Directed by Harvey Rovine, “Trojan Women” is a play of anguish, sorrow and the endurance that the human spirit can go through in the face of adversity. After many years, Troy has fallen to the Greeks and now Hecuba, King Priam’s widow, and the other women of the tragic city have to face their future as slaves to those who conquered them. Sadly, they do not know the exact impact that Troy’s fallen walls will have in store for them before they even reach their final destination until they actually suffer through it.The play opens with a silent yet stirring and stunning dialogue between Poseidon, god of the sea, ably portrayed by Leonard Kelly, and Athena, goddess of wisdom and war, played by Emily Rogge, who is also a believable corpse later in the production.

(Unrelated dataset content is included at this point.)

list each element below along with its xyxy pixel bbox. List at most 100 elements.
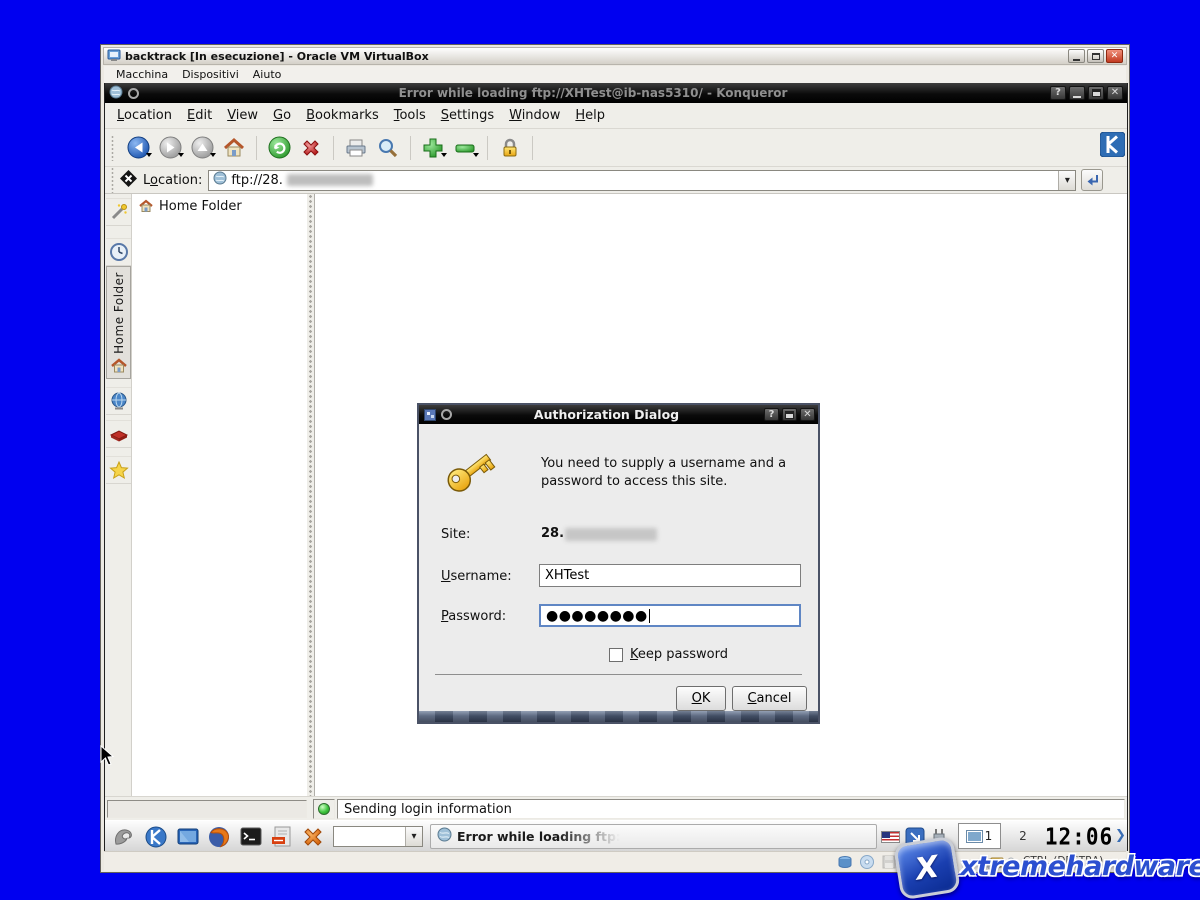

“Trojan Women” takes place in 2015. Erica Imparato, (who plays Hecuba, the lead) as well as the rest of the cast, surprised me and did a performance that was very well deserving of the loud applause it received. Hecuba starts out full of pain and disappointment in Zeus because her husband, the king, was killed and her children either face the same fate or a life time of misery, yet she tries to keep the other women uplifted for a little while until her whole world begins to unfold in front of her face. Her daughters are taken away from her, as well as husbands of the daughters. ony to look forward to a life as the new spouses/slaves of the Greek leaders that conquered their men.
Movement director, Emily Rogge, has done a wonderful job bringing the characters to life through actions and evoking the audience to feel even a little bit of what each character was emitting. I admit at first that I was confused and uncertain if I would ever understand what was going on, but quickly caught on and even if I hadn’t, the set itself was something to look at. The two actors on the stage playing dead before the production even actually began let the viewer know that these actors were serious and all about getting into character and keeping it. With video projections, the makeup, and the realistic city back drop I was surprised that the West Chester theater department could have such a professional outcome since it was the first production I’ve seen them do. The numerous different angles used to help tell the story as well as the individual stories displayed in the projections to show the viewer how their past lives were full of happiness really helped tie the story together especially with the 90 minute allotted time frame.